Por qué doy el pecho a mis hijos

 

Con Mara llegamos a 30 meses de lactancia materna. Con Leo acabamos de cumplir el año. ¿Por qué doy el pecho a mis hijos? Pues por muchos motivos pero hay uno en especial que pesa más que ningún otro: el deseo de hacerlo.

 

Siempre cuento que cuando estaba embarazada de Mara el tema de la lactancia materna era totalmente desconocido para mí. Yo, como muchas otras mujeres, me repetía una y otra vez aquello de “si puedo, me gustaría hacerlo”. Sin embargo, poca o nada era la información que tenía al respecto más allá de unos cuantos lugares comunes y la creencia de que aquello no dependía de nada más que de la suerte y del instinto.

Por suerte, gracias a mi amiga Sandra llegué a Un regalo para toda la vida y después de él a un montón de información en la red gracias a asociaciones, profesionales como Alba Padró o grupos en redes sociales. Tras 30 meses de lactancia materna con Mara y de, por el momento, 12 meses con Leo creo que tengo muy claros mis motivos para dar el pecho a mis hijos. O debería decir el motivo, porque no encuentro otro que tenga más peso que el deseo de hacerlo.

Me sobran los motivos

En 2016, desde LactApp lanzaban una encuesta para saber por qué damos el pecho las madres. La encuesta, realizada a más de 3.000 madres, concluía que el principal motivo para amamantar era la salud del bebé para el 89,8% de las encuestadas. Otras motivaciones eran el cuidado del medio ambiente, el ahorro económico o la prevención de la salud propia a largo plazo, entre otros.
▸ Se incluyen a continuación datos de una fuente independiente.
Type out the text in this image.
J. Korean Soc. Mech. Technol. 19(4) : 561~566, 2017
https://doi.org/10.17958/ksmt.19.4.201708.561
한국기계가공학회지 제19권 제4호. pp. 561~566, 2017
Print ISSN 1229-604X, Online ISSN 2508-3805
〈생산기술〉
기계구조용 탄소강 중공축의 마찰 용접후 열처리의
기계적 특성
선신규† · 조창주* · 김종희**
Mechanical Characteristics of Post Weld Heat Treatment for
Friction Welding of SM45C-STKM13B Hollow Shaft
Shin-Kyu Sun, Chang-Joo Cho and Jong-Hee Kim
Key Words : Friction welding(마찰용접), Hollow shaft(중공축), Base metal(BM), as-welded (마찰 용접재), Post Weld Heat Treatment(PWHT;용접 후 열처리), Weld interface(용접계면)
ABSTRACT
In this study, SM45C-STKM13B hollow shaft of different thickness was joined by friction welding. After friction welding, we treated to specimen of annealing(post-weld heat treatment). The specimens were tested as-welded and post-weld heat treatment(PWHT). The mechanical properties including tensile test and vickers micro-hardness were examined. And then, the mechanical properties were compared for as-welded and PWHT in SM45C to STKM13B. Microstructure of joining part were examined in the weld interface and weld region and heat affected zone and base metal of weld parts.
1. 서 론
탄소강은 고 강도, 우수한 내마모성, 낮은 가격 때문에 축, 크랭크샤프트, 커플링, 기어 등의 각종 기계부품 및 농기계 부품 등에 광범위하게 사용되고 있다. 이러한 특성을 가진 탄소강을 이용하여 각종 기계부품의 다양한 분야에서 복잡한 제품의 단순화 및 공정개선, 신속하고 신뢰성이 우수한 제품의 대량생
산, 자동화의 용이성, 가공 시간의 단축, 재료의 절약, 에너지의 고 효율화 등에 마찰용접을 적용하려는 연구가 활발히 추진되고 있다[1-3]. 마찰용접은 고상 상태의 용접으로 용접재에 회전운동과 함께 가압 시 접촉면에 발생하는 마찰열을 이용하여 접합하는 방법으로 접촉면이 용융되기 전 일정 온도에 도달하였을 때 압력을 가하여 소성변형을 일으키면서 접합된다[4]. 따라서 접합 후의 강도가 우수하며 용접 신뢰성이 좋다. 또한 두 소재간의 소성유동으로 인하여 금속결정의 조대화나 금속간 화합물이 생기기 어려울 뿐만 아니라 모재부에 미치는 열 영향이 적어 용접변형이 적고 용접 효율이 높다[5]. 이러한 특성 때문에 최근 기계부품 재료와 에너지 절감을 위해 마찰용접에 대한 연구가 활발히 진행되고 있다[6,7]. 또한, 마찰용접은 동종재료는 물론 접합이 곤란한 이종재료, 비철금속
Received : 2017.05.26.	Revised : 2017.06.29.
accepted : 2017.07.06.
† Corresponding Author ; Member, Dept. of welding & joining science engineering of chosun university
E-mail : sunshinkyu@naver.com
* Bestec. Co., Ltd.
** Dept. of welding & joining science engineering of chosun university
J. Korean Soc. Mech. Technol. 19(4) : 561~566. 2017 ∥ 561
Seguramente si pudiera hacer un listado de los motivos por los que doy el pecho a mis niños incluiría todos los citados porque la lactancia materna me ha resultado y me resulta muy práctica; porque es una forma útil y sencilla de cuidar el medio ambiente; porque es un recurso natural gratuito; porque sé que puede contribuir a evitar algunos riesgos para mi salud y la salud de mis niños; porque me regala momentos tiernos y divertidos con ellos; o porque considero que es un derecho de mis hijos.

Pero en realidad, si me paro a pensar en cuál es el motivo fundamental, no considero ninguno de ellos como un motivo de peso para amamantar a mis hijos. Porque realmente, el motivo por el que les doy el pecho no es otro que el hecho de que la lactancia materna me hace sentir en armonía con lo que puedo y quiero hacer. O como me leía el pensamiento Pilar Cámara en una conversación hace unos meses: porque lo siento como la continuación del embarazo y el parto, la siguiente etapa de mi maternidad; y es lo que quiero y necesito hacer para sentirme en paz. Para cerrar el ciclo.

Para mí, no haber amamantado a mis hijos me hubiera llevado a vivir un verdadero duelo porque entraría en contradicción “lo que quiero y puedo hacer” con “lo que hago”, y eso me hubiera hecho infeliz. Ni más ni menos.

 

Decisiones informadas (y felices)

Quizás si no hubiera tenido todo el apoyo y la información que he tenido todo hubiera sido más complicado. Y digo “quizás” porque nunca podré saberlo, pero intuyo que al menos hubiera sido bastante diferente. Cada vez estoy más convencida de que la información en todos los ámbitos es la que realmente nos sirve para decidir con libertad, para tomar nuestras decisiones de manera más consciente. Más plena. Feliz. No sé. Así lo he sentido con respecto a mi lactancia, a mi embarazo, a mi parto, a mi maternidad.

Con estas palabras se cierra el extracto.